Mais surtout, Alison Leiby tente de dédramatiser les choses: son intervention s’est bien déroulée, les jours qui ont suivi aussi, sans mal-être ni culpabilité.

" Dans la culture populaire, les fictions ou les documentaires, je n’entends jamais parler de l’avortement que j’ai eu, qui est quelque chose d’incroyablement commun, pas traumatisant, en tout cas quand il est autorisé ", raconte à l’AFP la comédienne de 38 ans, dans sa loge.

" Je veux faire rire ", mais " je veux aussi aider les gens à commencer à parler de quelque chose de difficile ", poursuit-elle, consciente d’avoir " la chance d’être une femme blanche, hétérosexuelle, cisgenre, qui vit dans un Etat où l’avortement est légal ".

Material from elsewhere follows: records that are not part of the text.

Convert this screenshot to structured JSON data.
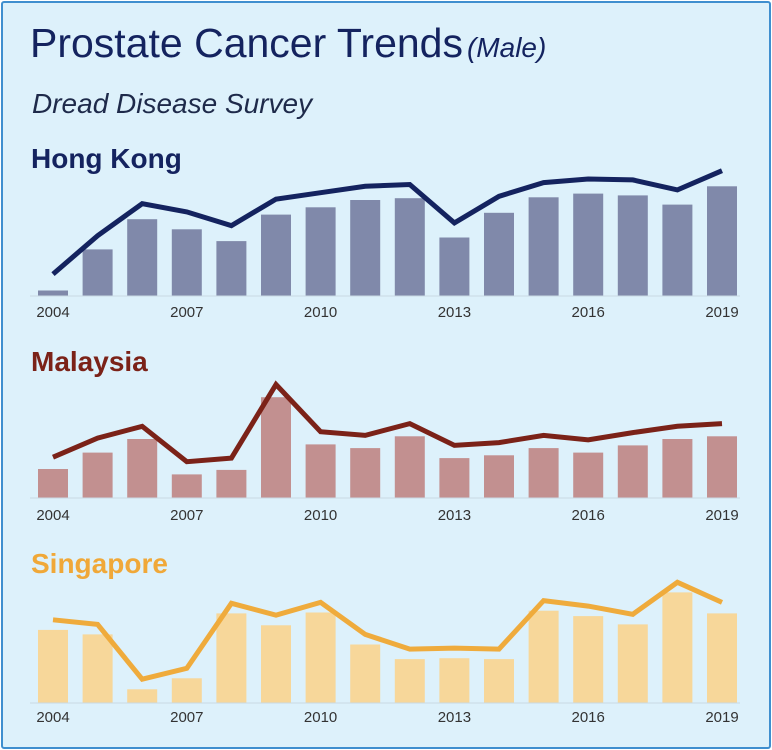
{
  "title": "Prostate Cancer Trends",
  "title_suffix": "(Male)",
  "subtitle": "Dread Disease Survey",
  "chart_data": [
    {
      "type": "bar",
      "name": "hong-kong",
      "title": "Hong Kong",
      "color_title": "#14235f",
      "color_bar": "#8089aa",
      "color_line": "#14235f",
      "categories": [
        2004,
        2005,
        2006,
        2007,
        2008,
        2009,
        2010,
        2011,
        2012,
        2013,
        2014,
        2015,
        2016,
        2017,
        2018,
        2019
      ],
      "tick_labels": [
        "2004",
        "2007",
        "2010",
        "2013",
        "2016",
        "2019"
      ],
      "tick_years": [
        2004,
        2007,
        2010,
        2013,
        2016,
        2019
      ],
      "ylim": [
        0,
        140
      ],
      "series": [
        {
          "name": "bars",
          "type": "bar",
          "values": [
            6,
            51,
            84,
            73,
            60,
            89,
            97,
            105,
            107,
            64,
            91,
            108,
            112,
            110,
            100,
            120
          ]
        },
        {
          "name": "line",
          "type": "line",
          "values": [
            24,
            66,
            101,
            92,
            77,
            106,
            113,
            120,
            122,
            80,
            109,
            124,
            128,
            127,
            116,
            137
          ]
        }
      ]
    },
    {
      "type": "bar",
      "name": "malaysia",
      "title": "Malaysia",
      "color_title": "#7b2218",
      "color_bar": "#c29090",
      "color_line": "#7b2218",
      "categories": [
        2004,
        2005,
        2006,
        2007,
        2008,
        2009,
        2010,
        2011,
        2012,
        2013,
        2014,
        2015,
        2016,
        2017,
        2018,
        2019
      ],
      "tick_labels": [
        "2004",
        "2007",
        "2010",
        "2013",
        "2016",
        "2019"
      ],
      "tick_years": [
        2004,
        2007,
        2010,
        2013,
        2016,
        2019
      ],
      "ylim": [
        0,
        130
      ],
      "series": [
        {
          "name": "bars",
          "type": "bar",
          "values": [
            32,
            50,
            65,
            26,
            31,
            111,
            59,
            55,
            68,
            44,
            47,
            55,
            50,
            58,
            65,
            68
          ]
        },
        {
          "name": "line",
          "type": "line",
          "values": [
            45,
            66,
            79,
            40,
            44,
            125,
            73,
            69,
            82,
            58,
            61,
            69,
            64,
            72,
            79,
            82
          ]
        }
      ]
    },
    {
      "type": "bar",
      "name": "singapore",
      "title": "Singapore",
      "color_title": "#f0a838",
      "color_bar": "#f7d79a",
      "color_line": "#efab3c",
      "categories": [
        2004,
        2005,
        2006,
        2007,
        2008,
        2009,
        2010,
        2011,
        2012,
        2013,
        2014,
        2015,
        2016,
        2017,
        2018,
        2019
      ],
      "tick_labels": [
        "2004",
        "2007",
        "2010",
        "2013",
        "2016",
        "2019"
      ],
      "tick_years": [
        2004,
        2007,
        2010,
        2013,
        2016,
        2019
      ],
      "ylim": [
        0,
        140
      ],
      "series": [
        {
          "name": "bars",
          "type": "bar",
          "values": [
            80,
            75,
            15,
            27,
            98,
            85,
            99,
            64,
            48,
            49,
            48,
            101,
            95,
            86,
            121,
            98
          ]
        },
        {
          "name": "line",
          "type": "line",
          "values": [
            91,
            86,
            26,
            38,
            109,
            96,
            110,
            75,
            59,
            60,
            59,
            112,
            106,
            97,
            132,
            110
          ]
        }
      ]
    }
  ]
}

La fuite, au soir du 2 mai, du projet de décision de la Cour suprême américaine, qui est prête à annuler le droit à l’avortement, ouvrant la perspective d’un pays coupé en deux sur la question, " cela a donné plus de sens, pour moi, au fait de jouer ce spectacle. C’est plus politique ".

L’avant-première avait vu se déplacer des VIP comme la star de Sex and the City, Cynthia Nixon, ou la directrice de Vogue, Anna Wintour. Il y a quelques jours, la représentation a été suivie d’une séance de questions-réponses avec la présidente du centre pour les droits reproductifs, Nancy Northup.

" Ce spectacle est formidable, parce qu’il traite de la stigmatisation de l’avortement ", dit cette militante à l’AFP. " Elle y met de l’humanité et en même temps, à la fin, ce sentiment d’urgence que nous devons en parler davantage ", explique-t-elle, rappelant qu’une Américaine sur quatre subit un avortement durant sa vie.

Crue

Alison Leiby aborde aussi — et de manière crue — d’autres questions encore entourées de tabous, comme l’éducation sexuelle, la contraception, les douleurs et l’inconfort des règles — plus de 2.000 jours dans une vie, soit six ans, calcule-t-elle sur scène — l’angoisse à l’idée d’être enceinte et, surtout, la difficulté de s’assumer en tant que femme qui ne veut pas d’enfants.

Des thèmes qui parlent au public. " Je ne veux pas avoir d’enfants à moi (…), je suis concentrée sur ma carrière. Mais en même temps, on traverse toutes cette phase où on se demande si on ne devient pas trop vieille " pour enfanter, raconte Briana Gio, une travailleuse sociale de 30 ans, après une représentation.

" Et les gens vous disent +Tu vas le regretter toute ta vie+ ", ajoute la jeune femme, qui a grandi dans l’Oklahoma, un Etat qui vient de passer une loi pour interdire l’avortement.

Alison Leiby est partagée à l’idée d’entamer une tournée et sortir des terres aux moeurs libérales de New York.

" Je voudrais offrir ce spectacle à un public différent. Je reçois des messages: +Venez dans le Kentucky, venez en Virginie-Occidentale+. Mais ceux qui veulent la fin de l’avortement sont très actifs, très impliqués, d’une manière qui me fait un peu peur ", avoue-t-elle.

A New York, son spectacle de stand-up a été prolongé jusqu’au 30 juin.